What happens when you combine inner-work with outer-work? You get Oneness.

But how do you live in a world that looks like it has borders and boundaries, with people who talk in terms of being separate, and still maintain your own cosmology of Oneness? In other words, how do you live in but not of the world?

Instead of seeing the world in terms of dichotomies such as east and west, local and global, self and other, you begin to operate as if we are already interconnected.

I’m not sure where the idea of perception became the arbiter of experience, but what’s important in your exploration of the Oneness experience, is the way you explain what’s really going on. And while it’s easy to philosophise about how we’re all one, it’s quite another to make sense of our everyday as a function of One Field physics.

For example, if I go to a magic show, I expect to witness things that seem impossible. I expect to be amazed by a trick of the light or a sleight of hand. And my expectation is couched in my explanation of what’s really going on.

Now, if I’m standing on the street, and I witness a car accident, my explanation of what’s going on is couched in my cosmology; which means my story about a) how the accident came about, b) what it means (for me, for the people in the accident and everyone else involved in my explanation), and c) who I am because of the accident – is a reflection of whether I believe I live in duality or non-duality.

In duality, there is someone to blame, someone who could have made better choices, and some way to learn from what’s going on. In essence, there is a reality separate from God (or whatever you call perfection) and we are at various stages of alignment with our ideal possible self/world.

In non-duality, there is All That Is.

We can attempt to comprehend how our perception is a function of All That Is through physics and philosophy, but each time we explain the structure of reality as a function of All That Is, we make visible our pre-conceptions. And until we find a way to explicate and define ourselves without reference to other terms which contain their own pre-conceptions, our attempts to communicate meaning are nought but points on a map with no birds eye view to tie together some universal big picture of All That Is.

And if this is true, at least for now, then there are three questions about Oneness that come to mind, so to speak. 1) How can we understand our perception as on purpose? 2) How can we negotiate other people’s perceptions as on purpose? 3) What other than ‘perception’ needs to be understood as non-dualists?

The first is a question of explaining ‘what’s going on’ in Oneness terms. Since blame, shame and control are in duality, our focus as non-dualists is on explaining the how what, where, when, why, and who as a function of All That Is.

The second question is moot once we answer the first, but for those who find themselves in duality, still curiously convinced Oneness has its value, the second question is a means to an end. It allows one to translate their first impression into a story coherent with All That Is as the explanation for everything we have labelled, judged and desired.
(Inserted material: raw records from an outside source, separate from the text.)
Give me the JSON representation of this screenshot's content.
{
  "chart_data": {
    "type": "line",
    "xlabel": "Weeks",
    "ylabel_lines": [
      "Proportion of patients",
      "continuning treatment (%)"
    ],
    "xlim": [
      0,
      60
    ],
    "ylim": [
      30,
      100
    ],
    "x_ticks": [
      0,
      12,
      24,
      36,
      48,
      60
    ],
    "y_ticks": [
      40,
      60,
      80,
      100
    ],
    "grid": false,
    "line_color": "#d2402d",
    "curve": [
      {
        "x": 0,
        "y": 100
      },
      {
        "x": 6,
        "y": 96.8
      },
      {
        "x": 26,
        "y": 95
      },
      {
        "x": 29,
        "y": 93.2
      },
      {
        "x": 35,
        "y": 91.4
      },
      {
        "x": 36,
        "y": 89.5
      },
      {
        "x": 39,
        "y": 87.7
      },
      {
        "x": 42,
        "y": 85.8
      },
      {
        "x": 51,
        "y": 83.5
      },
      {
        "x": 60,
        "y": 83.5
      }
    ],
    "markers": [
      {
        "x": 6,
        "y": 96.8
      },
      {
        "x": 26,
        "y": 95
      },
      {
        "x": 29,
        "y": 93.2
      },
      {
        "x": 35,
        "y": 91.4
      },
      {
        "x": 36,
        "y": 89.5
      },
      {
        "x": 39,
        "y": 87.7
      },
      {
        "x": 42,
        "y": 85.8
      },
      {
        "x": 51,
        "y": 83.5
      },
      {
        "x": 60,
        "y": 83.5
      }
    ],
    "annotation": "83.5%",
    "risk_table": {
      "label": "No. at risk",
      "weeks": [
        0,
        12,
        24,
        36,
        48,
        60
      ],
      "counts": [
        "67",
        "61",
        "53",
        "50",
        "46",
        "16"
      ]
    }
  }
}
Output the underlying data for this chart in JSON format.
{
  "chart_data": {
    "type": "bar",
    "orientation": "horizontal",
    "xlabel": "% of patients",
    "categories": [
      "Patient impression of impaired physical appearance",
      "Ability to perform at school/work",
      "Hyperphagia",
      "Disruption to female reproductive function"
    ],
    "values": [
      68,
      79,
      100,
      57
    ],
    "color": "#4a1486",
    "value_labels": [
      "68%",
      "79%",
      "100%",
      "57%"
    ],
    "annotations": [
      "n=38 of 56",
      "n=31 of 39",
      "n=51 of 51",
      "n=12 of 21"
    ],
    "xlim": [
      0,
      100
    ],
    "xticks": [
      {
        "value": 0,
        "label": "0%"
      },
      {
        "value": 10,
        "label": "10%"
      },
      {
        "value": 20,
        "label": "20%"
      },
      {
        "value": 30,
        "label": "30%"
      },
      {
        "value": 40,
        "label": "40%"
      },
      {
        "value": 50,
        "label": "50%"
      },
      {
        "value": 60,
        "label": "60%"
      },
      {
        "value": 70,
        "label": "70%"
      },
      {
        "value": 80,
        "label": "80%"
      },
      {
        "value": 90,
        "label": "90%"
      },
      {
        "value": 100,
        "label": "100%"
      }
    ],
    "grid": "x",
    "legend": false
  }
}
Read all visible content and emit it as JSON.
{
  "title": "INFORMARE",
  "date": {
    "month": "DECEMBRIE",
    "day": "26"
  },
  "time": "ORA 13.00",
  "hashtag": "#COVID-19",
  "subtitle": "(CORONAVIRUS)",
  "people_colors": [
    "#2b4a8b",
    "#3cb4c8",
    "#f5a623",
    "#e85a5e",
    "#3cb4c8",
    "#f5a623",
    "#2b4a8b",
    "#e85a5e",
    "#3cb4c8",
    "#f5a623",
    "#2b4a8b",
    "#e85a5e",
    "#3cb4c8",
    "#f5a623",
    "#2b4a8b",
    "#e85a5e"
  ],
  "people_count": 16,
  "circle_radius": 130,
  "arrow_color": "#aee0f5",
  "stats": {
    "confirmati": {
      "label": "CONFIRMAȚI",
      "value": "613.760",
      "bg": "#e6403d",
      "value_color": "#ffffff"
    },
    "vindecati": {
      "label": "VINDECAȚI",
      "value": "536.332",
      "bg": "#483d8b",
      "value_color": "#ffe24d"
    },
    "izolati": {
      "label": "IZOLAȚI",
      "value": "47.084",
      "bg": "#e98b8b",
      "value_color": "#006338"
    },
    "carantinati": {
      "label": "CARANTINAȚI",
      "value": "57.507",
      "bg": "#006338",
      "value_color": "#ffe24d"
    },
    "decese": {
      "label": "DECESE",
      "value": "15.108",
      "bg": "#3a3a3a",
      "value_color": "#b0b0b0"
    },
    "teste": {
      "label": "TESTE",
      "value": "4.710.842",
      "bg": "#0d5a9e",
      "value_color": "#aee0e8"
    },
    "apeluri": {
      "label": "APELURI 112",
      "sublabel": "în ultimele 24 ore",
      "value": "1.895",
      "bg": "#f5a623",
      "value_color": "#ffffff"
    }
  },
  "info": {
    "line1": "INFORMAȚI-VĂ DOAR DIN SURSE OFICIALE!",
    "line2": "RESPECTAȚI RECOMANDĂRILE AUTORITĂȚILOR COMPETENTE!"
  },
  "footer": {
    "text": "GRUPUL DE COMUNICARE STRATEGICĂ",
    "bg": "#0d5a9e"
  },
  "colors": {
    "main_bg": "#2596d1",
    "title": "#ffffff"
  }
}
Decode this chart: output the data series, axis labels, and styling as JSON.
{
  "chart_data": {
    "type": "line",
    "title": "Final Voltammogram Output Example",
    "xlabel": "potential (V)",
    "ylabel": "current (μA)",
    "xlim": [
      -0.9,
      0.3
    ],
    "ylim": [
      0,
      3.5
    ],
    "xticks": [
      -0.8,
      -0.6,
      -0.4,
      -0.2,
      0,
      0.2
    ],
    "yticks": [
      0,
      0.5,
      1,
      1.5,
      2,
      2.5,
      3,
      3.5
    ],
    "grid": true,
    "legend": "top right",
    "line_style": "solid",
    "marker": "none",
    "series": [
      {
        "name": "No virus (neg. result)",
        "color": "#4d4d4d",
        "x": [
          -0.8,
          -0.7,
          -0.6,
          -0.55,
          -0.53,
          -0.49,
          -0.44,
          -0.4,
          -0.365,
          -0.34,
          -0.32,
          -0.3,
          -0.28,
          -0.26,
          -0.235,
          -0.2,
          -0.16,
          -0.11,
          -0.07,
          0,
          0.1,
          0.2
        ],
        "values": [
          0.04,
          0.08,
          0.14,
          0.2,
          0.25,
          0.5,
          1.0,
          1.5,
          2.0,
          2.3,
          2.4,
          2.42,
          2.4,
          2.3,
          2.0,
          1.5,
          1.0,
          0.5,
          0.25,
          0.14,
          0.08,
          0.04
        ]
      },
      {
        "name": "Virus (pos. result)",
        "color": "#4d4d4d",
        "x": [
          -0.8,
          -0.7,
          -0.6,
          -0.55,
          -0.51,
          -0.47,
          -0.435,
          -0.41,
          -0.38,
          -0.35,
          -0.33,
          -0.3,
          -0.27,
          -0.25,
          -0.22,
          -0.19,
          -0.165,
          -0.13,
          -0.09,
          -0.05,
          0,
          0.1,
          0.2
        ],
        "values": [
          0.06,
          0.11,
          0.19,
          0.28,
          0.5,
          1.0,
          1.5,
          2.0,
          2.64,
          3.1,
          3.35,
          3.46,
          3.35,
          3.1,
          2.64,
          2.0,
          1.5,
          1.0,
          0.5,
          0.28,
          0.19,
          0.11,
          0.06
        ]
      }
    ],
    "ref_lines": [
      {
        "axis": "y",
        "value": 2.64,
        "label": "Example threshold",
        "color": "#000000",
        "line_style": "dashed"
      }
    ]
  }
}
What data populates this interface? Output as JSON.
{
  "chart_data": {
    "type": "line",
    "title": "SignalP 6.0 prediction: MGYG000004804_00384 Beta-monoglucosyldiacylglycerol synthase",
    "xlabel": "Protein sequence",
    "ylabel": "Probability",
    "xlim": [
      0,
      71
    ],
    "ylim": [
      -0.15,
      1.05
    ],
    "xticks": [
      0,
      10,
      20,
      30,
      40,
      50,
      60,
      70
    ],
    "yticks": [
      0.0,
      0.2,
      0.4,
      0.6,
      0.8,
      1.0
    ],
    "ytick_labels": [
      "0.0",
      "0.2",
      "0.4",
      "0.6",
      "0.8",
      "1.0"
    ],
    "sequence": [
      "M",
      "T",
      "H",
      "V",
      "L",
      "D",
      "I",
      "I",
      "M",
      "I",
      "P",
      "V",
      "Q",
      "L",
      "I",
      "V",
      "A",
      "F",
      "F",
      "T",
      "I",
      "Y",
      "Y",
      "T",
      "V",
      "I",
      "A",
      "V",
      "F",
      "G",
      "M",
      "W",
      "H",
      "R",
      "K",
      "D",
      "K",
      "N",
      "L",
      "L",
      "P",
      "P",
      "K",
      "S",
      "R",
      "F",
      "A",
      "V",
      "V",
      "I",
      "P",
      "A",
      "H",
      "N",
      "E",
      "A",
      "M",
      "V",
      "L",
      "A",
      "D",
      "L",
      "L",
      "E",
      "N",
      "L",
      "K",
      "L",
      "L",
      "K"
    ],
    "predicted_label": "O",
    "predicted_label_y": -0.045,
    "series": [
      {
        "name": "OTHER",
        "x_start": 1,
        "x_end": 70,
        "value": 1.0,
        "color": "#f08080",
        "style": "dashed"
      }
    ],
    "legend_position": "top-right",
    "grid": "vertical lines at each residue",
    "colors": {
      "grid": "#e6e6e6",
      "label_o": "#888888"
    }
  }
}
The third is a question of surrender. It asks what a non-dualist chooses on a daily basis – to show compassion for the angry drunk on the bus because even this is Spirit manifest OR to experience our own so-called reaction to the angry drunk on the bus because even this is Spirit manifest.

Each of the three questions are an individual interpretation. There can be no One Way, even for the Oneness Experience. All we can do is find the way that speaks to us in terms of Oneness, and honour the experience we are having as All That Is.

The question is, how do you define ‘experience’?